Dispatches from the Creation Wars

Seven Days of Godly Sex

You may have heard recently about a megachurch pastor in Texas declaring Seven Days of Sex and telling the married couples in his 20,000 member church to have sex every night for a week. The New York Times reports:

Mr. Young, an author, a television host and the pastor of the evangelical Fellowship Church, issued his call for a week of “congregational copulation” among married couples on Nov. 16, while pacing in front of a large bed. Sometimes he reclined on the paisley coverlet while flipping through a Bible, emphasizing his point that it is time for the church to put God back in the bed.

“Today we’re beginning this sexperiment, seven days of sex,” he said, with his characteristic mix of humor, showmanship and Scripture. “How to move from whining about the economy to whoopee!”

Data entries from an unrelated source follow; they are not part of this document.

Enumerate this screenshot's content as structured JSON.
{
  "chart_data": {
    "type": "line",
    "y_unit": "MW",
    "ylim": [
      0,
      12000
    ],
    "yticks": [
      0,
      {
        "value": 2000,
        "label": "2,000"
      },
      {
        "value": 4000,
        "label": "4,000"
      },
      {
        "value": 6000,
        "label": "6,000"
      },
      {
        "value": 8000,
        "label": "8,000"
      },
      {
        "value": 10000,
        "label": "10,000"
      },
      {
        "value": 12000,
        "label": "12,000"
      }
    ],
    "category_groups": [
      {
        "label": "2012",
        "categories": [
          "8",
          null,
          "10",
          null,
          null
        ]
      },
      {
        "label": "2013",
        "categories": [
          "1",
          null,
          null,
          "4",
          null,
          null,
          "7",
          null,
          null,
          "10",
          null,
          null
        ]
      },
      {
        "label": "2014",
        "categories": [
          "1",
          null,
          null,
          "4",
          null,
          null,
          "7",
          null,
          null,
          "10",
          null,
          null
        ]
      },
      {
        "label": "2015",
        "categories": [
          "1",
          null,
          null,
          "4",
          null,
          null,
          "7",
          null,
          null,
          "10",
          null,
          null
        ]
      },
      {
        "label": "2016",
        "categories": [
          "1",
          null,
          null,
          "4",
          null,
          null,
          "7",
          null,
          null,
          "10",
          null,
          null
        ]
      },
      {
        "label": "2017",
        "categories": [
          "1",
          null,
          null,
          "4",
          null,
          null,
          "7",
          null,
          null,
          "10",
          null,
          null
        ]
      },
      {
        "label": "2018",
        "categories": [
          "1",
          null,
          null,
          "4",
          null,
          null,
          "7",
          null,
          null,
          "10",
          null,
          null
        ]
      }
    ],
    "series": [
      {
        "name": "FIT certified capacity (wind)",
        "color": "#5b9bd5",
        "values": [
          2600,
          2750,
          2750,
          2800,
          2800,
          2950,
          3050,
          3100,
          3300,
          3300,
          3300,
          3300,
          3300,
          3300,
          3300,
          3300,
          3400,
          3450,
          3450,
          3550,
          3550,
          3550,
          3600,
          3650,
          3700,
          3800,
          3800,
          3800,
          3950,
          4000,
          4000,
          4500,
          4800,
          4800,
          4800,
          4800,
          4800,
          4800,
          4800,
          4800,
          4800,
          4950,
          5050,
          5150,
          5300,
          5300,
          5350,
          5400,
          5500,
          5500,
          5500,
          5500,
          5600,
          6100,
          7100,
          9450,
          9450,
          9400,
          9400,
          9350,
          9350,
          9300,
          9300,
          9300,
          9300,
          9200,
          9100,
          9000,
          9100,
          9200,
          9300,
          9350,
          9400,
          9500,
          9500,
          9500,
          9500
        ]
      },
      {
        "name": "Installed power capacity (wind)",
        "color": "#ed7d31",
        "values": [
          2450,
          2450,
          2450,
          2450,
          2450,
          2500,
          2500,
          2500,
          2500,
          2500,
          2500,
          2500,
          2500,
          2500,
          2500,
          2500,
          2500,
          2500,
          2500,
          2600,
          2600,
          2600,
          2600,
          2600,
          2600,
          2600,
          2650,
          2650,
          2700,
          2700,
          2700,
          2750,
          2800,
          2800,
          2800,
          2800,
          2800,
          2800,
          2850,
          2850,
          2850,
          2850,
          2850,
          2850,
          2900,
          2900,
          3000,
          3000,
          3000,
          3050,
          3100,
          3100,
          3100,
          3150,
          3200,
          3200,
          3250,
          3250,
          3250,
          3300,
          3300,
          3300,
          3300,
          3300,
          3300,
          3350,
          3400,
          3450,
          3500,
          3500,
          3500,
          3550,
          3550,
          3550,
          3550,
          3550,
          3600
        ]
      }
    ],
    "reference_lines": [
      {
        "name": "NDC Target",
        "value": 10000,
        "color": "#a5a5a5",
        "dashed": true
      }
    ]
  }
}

Unfortunately, Pastor Young couldn’t keep it up (*cough*) himself:

It is not always easy to devote time for your spouse, Pastor Young admitted. Just three days into the sex challenge he said he was so tired after getting up before dawn to talk about the importance of having more sex in marriage that he crashed on the bed around 8 p.m. on Tuesday night.

Mrs. Young tried to shake him awake, telling her husband, “Come on, it’s the sex challenge.” But Mr. Young murmured, “Let’s just double up tomorrow,” and went back to sleep.

Bow chicka wow wow. Oh, and what about single people?

“If you’ve said, ‘I do,’ do it,” he said. As for single people, “I don’t know, try eating chocolate cake,” he said.